One: Says a technically-trained person, "Wind velocity is twenty-one point forty-one metres per second" (or very similar). I can't believe that any technically-trained person (in NASA, no less) would specify decimals in such a manner. And, if they do, I hope they're ashamed of themselves.
Two: The trajectories of the crew transitioning from the Hermes central corridor to the 'spoke' corridor down to the habitat appeared to consistently exhibit a curve. Treating it as a non-rotating frame of reference, the angled push-off of the central corridor would be straight (as a diagonal), and then upon entering the 'down-spoke' you contact the tube-wall before you start going straight down it. Treating it as a rotating frame of reference, you'd have to account for the Coriolis forces and aim ahead (to the turn-wise wall) and still wait until you contacted it before you'd curve in that direction.
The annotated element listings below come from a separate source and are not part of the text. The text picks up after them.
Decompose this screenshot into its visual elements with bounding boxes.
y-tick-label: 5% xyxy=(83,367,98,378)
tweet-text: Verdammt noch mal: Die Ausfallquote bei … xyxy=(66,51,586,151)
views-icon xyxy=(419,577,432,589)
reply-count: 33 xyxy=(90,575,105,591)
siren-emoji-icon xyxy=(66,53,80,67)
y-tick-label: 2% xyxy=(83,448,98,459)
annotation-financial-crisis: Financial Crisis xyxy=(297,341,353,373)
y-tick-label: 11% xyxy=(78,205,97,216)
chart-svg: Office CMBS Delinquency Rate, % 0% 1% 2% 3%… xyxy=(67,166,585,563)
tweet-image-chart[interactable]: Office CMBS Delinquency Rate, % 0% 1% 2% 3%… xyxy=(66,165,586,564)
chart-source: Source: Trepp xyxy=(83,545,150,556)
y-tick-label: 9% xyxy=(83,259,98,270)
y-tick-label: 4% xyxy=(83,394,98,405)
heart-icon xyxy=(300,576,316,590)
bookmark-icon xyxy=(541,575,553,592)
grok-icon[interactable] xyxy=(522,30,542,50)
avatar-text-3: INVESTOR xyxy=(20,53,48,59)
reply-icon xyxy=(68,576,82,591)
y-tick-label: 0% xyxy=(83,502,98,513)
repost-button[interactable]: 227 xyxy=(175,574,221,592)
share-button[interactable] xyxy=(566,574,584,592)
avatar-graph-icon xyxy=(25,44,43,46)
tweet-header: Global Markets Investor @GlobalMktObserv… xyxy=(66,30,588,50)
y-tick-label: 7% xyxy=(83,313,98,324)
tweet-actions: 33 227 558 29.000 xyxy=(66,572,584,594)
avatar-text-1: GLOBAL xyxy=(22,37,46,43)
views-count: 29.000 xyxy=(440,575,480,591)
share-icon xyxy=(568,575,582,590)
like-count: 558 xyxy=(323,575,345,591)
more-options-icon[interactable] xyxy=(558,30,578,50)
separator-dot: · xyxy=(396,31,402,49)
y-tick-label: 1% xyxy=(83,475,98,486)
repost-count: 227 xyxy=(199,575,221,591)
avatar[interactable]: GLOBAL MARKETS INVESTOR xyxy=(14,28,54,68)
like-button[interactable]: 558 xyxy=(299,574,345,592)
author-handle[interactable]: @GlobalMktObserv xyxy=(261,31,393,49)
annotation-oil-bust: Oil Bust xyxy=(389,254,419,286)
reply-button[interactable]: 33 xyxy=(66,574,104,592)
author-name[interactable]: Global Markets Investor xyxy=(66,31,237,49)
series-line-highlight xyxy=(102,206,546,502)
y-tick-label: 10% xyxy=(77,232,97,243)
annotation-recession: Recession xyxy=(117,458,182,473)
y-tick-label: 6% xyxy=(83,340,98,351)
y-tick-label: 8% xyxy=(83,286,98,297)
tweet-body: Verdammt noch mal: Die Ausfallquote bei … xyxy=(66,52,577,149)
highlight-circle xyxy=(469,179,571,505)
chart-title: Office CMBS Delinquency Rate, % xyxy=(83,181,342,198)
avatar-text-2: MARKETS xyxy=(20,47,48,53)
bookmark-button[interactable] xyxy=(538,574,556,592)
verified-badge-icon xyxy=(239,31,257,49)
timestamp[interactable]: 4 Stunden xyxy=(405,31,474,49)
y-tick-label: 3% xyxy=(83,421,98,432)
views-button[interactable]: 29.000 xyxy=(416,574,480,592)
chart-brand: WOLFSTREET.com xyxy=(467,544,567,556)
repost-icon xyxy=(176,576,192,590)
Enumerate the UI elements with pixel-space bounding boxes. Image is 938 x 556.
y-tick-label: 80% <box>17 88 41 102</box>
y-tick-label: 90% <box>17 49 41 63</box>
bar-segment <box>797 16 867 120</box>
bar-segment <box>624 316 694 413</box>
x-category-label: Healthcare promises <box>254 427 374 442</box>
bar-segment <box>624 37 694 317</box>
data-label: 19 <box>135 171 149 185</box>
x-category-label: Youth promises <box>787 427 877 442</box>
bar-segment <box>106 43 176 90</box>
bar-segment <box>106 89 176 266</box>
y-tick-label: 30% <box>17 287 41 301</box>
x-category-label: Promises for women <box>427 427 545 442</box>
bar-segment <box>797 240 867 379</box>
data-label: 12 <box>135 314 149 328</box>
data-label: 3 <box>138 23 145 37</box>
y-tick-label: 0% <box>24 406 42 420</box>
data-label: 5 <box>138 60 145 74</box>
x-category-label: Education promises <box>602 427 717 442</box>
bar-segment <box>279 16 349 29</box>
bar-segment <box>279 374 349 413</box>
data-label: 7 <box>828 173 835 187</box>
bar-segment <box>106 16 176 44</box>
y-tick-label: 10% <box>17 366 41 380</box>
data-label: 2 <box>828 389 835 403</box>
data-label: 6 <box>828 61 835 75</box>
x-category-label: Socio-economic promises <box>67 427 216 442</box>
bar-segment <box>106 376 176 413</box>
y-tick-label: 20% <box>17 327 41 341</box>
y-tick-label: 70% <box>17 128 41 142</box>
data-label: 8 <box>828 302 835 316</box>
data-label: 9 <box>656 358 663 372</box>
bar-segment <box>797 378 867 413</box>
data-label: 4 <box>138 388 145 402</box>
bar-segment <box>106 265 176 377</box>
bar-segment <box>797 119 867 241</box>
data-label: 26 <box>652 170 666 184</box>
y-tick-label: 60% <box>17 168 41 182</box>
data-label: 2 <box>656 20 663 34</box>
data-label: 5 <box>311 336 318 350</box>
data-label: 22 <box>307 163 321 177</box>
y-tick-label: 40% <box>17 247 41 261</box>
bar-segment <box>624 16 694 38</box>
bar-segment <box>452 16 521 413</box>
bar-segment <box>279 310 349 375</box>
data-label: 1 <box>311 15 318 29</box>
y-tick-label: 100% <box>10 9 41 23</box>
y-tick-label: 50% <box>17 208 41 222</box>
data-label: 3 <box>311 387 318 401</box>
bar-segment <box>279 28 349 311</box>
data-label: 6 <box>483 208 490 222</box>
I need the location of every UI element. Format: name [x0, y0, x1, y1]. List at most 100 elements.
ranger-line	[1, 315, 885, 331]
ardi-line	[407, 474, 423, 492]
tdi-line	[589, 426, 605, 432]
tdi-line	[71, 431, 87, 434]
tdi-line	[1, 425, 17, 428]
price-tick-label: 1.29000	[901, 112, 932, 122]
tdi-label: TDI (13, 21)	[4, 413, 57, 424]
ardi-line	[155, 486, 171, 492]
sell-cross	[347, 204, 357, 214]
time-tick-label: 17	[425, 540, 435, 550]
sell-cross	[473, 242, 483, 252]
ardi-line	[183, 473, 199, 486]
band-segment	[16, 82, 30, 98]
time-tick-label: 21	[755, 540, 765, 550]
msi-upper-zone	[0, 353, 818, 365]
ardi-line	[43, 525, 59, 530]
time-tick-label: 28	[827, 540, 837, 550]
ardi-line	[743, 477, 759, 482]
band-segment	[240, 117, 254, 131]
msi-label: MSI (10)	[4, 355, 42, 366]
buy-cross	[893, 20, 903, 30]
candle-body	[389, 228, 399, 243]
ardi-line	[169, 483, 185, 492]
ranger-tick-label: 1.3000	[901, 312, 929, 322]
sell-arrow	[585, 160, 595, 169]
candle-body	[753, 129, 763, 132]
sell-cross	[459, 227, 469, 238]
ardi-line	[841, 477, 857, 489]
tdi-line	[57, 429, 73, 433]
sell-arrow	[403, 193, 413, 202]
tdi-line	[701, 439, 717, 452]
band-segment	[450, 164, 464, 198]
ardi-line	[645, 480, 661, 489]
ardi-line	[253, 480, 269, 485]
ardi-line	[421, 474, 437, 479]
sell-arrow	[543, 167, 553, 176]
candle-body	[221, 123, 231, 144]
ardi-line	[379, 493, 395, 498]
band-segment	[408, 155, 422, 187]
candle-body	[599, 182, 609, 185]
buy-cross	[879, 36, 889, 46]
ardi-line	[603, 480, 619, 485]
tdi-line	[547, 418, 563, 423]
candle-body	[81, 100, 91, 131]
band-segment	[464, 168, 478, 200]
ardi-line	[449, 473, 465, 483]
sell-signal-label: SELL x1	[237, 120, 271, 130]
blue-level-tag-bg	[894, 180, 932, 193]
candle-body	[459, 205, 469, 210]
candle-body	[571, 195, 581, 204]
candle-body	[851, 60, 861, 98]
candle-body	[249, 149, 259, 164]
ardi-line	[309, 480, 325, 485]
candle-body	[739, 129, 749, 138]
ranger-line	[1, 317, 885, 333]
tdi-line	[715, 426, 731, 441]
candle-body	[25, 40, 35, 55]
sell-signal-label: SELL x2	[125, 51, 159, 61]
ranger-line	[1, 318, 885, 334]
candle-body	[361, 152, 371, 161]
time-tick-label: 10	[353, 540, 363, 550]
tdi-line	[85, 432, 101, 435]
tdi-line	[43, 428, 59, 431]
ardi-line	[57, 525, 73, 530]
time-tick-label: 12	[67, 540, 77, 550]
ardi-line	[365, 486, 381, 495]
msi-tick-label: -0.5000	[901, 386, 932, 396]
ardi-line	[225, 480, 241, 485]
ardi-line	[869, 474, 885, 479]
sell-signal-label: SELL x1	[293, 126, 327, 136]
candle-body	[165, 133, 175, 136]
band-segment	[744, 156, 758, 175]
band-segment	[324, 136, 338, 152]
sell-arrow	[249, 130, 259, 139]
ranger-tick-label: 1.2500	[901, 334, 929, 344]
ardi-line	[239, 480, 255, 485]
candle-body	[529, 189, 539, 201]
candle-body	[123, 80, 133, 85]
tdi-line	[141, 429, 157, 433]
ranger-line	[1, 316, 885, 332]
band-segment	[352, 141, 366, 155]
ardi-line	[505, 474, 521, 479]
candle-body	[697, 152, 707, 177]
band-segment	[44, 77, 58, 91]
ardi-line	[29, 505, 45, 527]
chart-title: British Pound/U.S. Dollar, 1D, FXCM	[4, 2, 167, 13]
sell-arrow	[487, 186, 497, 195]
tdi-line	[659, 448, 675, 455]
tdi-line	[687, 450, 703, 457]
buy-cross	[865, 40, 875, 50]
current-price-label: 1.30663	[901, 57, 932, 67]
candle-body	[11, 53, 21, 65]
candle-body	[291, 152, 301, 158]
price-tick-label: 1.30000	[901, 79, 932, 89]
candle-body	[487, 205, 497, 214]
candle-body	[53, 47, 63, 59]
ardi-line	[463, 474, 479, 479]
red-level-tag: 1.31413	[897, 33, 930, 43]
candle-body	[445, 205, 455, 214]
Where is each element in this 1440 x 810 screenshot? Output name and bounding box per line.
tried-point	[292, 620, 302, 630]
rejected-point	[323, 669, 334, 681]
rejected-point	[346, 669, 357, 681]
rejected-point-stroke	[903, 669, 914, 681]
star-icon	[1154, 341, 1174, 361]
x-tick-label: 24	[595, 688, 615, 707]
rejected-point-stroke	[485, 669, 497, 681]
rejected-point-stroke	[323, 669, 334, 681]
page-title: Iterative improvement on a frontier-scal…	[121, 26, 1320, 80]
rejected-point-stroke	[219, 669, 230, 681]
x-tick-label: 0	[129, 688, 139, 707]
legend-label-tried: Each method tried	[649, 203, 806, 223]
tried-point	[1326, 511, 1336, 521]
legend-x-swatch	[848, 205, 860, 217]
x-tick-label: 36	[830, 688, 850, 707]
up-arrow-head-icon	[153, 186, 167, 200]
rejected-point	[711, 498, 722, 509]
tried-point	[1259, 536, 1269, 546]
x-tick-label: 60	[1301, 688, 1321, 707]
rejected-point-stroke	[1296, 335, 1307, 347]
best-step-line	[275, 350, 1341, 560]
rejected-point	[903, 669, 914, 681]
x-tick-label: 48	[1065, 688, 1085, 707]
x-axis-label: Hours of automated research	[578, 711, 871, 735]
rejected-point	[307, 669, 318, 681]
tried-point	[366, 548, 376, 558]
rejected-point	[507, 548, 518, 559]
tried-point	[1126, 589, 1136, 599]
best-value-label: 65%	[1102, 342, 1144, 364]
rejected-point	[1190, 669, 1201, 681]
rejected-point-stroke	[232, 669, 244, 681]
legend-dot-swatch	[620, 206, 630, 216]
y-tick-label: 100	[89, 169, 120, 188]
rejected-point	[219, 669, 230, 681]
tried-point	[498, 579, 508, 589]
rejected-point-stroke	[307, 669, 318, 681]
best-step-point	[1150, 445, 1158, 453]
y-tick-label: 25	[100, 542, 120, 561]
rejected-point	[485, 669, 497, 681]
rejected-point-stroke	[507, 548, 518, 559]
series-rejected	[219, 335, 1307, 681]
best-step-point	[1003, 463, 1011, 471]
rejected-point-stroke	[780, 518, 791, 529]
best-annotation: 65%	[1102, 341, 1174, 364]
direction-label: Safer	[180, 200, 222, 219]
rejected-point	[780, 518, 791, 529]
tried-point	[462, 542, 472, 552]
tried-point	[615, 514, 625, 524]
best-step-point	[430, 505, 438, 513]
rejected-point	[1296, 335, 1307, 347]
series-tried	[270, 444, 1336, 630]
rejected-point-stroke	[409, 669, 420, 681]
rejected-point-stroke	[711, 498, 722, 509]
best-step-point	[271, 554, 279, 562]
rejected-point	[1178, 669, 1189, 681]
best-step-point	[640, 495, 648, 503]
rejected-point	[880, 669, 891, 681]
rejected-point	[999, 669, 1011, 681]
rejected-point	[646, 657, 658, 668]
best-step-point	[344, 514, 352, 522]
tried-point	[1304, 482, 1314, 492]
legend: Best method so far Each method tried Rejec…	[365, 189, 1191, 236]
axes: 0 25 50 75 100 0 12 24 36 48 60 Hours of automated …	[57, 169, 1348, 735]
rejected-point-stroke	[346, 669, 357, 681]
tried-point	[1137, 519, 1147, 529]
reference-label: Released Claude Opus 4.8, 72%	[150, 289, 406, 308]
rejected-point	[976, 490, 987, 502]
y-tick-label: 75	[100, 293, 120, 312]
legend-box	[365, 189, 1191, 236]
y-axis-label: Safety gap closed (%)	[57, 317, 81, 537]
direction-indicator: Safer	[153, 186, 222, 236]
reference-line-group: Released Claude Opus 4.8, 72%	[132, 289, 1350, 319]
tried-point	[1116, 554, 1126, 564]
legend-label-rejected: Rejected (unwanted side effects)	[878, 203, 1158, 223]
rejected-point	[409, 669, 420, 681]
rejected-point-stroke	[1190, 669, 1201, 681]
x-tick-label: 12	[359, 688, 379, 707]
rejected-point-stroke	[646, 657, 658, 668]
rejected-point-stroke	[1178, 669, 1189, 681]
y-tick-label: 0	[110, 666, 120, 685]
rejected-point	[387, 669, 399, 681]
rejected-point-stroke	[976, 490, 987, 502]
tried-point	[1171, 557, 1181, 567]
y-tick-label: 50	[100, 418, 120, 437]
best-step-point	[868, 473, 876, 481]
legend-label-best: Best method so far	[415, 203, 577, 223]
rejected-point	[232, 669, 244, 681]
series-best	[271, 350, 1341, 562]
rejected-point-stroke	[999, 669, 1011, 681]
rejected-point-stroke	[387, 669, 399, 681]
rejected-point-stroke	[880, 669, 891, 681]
In neither case would you execute a graceful dive. (And I'd be doubtful about going in head-first, given you need to make sure you quickly tuck in to go feet-first down the ladder, however stylishly it seems they get to slid down to the apparently 1G end-node. You don't want to risk not getting a hold and being flung out head-first/downwards, by being propelled by the withershins edge of the spoke-tube. However, they've had months and months and months to get their space-legs. Even if they couldn't defy the laws of momentum.)
I'll avoid the spoilerish nitpicks, for now.